While there has been an unprecedented rise in the socio-legal acceptance of homosexuality across Western countries, it is not yet a global phenomenon.

The ‘gap’ in attitudes towards homosexuality between Western and non-Western countries is the focus of a new collaborative study by researchers from The University of Queensland and the University of the West Indies. This research, currently in its preliminary stages, will use data from over 80 countries to explore differences in attitudes towards homosexuality in Western and non-Western countries, and evaluate explanations for these differences.

The study aims to build on previous research by Dr Mahalia Jackman, of the Department of Economics at the University of the West Indies in Barbados, which examined same-sex laws in Commonwealth Caribbean states. Her research found that 9 of these 12 states still penalise same-sex sexual behaviour, in laws described as “relics of British imperialism”. She said while these laws are largely unenforced, “that does not mean they are harmless”.

Dr Jackman recently spent four weeks visiting The University of Queensland’s Institute for Social Science Research to collaborate with Life Course Centre researcher Dr Francisco Perales, whose research interests include social disadvantage by sexual orientation. “Mahalia’s research on the Caribbean and my work on Australia have produced very different findings, so we decided that together we could take a broader global view of public support for same-sex rights,” Dr Perales said. Their collaborative study will provide an international analysis of same-sex attitudes, with a focus on the divide between the ‘West’ and the ‘Rest’. “While there is a narrative that acceptance of gays and lesbians is on the rise throughout the world, when you look at the data it is not a global phenomenon,” Dr Jackman said. She said broad acceptance of homosexuality has been recorded in much of Western Europe and North America, the UK and Australia. However, there are still 68 UN member states – predominantly in Africa, Asia, the Middle East, the Caribbean, and Oceania – that still penalise same-sex sexual behaviour.
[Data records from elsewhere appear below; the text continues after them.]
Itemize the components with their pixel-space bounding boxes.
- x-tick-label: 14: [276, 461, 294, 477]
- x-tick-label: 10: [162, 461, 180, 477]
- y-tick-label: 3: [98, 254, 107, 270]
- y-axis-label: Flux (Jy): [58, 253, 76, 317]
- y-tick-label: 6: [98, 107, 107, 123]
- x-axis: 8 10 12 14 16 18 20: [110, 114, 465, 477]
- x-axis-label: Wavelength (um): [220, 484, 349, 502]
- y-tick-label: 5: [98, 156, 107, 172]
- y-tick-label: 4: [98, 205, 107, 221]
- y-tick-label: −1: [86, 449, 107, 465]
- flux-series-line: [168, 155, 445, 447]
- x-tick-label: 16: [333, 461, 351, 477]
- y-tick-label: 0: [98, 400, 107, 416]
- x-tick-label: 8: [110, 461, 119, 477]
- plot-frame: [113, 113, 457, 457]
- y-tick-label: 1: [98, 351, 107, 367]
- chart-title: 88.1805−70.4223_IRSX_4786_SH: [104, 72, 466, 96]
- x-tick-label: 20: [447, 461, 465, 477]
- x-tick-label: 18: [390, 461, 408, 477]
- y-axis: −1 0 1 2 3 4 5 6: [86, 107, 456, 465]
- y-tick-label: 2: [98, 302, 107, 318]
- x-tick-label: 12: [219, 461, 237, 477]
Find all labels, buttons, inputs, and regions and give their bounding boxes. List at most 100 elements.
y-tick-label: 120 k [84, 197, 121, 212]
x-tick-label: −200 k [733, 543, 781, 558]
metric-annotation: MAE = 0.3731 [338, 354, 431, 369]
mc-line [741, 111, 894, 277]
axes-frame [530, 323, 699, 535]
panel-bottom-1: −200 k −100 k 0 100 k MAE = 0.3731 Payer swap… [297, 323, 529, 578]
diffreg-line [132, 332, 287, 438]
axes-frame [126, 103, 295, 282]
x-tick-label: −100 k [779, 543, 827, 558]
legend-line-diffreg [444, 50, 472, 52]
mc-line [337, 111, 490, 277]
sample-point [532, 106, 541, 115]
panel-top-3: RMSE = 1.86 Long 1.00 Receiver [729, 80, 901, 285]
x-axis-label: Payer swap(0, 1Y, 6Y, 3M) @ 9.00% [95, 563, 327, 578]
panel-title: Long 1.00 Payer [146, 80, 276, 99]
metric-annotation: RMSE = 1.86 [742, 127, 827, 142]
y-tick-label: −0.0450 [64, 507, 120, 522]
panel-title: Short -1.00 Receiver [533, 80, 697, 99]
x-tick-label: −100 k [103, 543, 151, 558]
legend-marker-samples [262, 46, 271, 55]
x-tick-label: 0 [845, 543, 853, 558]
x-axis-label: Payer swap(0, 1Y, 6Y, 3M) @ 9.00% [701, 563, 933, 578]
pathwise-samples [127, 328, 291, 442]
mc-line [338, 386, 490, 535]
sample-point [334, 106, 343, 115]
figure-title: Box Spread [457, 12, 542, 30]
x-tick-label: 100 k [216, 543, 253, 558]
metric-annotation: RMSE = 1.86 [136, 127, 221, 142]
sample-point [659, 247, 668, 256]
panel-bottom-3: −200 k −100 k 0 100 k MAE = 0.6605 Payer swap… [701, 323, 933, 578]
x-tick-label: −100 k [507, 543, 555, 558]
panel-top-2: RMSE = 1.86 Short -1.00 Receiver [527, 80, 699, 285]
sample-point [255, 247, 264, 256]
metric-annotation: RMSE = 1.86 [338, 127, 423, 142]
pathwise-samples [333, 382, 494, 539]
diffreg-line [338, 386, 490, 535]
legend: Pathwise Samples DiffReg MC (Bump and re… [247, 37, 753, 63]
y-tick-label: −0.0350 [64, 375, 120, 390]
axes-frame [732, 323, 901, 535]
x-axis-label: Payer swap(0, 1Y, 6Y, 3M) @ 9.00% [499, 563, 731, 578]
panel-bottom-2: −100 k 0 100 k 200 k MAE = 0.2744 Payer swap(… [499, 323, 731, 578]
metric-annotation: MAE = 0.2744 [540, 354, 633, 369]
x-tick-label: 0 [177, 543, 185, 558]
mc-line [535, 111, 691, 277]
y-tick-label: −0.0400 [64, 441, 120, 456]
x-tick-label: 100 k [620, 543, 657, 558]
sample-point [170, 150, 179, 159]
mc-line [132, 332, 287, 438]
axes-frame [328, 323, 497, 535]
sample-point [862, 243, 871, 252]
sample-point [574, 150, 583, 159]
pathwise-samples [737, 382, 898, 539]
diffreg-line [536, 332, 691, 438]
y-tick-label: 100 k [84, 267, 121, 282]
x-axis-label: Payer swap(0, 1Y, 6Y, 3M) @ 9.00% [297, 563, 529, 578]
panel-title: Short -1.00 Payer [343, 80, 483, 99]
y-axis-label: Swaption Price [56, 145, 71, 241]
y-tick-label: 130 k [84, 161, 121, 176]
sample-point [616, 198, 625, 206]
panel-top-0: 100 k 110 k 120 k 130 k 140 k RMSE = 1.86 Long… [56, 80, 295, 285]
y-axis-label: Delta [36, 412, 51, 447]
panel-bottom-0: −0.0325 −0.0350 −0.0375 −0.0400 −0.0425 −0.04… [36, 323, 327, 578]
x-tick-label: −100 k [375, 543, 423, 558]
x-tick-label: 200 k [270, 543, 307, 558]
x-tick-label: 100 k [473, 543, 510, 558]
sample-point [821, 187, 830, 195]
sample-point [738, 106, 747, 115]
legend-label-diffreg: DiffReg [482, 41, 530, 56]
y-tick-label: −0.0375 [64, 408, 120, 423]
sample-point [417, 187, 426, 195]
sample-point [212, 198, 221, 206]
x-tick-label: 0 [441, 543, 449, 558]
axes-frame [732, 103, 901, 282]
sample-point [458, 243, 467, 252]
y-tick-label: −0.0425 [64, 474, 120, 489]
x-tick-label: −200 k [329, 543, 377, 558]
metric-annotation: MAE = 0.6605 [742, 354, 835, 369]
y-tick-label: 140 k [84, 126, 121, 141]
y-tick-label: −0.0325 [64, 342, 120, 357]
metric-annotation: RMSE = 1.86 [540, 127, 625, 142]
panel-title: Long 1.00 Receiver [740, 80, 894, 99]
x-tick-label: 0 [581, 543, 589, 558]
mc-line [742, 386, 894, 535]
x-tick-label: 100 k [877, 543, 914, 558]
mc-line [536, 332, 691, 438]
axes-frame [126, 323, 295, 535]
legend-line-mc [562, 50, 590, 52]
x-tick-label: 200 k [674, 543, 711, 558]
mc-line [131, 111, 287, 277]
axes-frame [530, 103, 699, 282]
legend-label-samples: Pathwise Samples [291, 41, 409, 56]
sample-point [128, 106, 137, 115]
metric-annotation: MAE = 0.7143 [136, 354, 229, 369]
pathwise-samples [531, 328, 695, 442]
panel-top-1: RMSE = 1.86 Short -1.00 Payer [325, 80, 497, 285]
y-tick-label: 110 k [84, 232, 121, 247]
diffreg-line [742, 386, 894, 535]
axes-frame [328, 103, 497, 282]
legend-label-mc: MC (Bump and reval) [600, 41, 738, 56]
This new study aims to address the sparse body of research that explicitly focuses on sexual prejudice outside of Western countries. Dr Jackman’s previous research on Caribbean states found only a small percentage of differences in attitudes to homosexuality could be explained by differences in individual characteristics, such as age, education and gender. She said these results raised questions about the universality of Western theories on sexual prejudice, and pointed to the importance of local context. The new international study will expand on this by investigating the influence of context, including a country’s economic, religious and democratic context, in seeking to explain the global divide in attitudes towards homosexuality.


Dr Francisco Perales and Dr Mahalia Jackman on her visit to Queensland.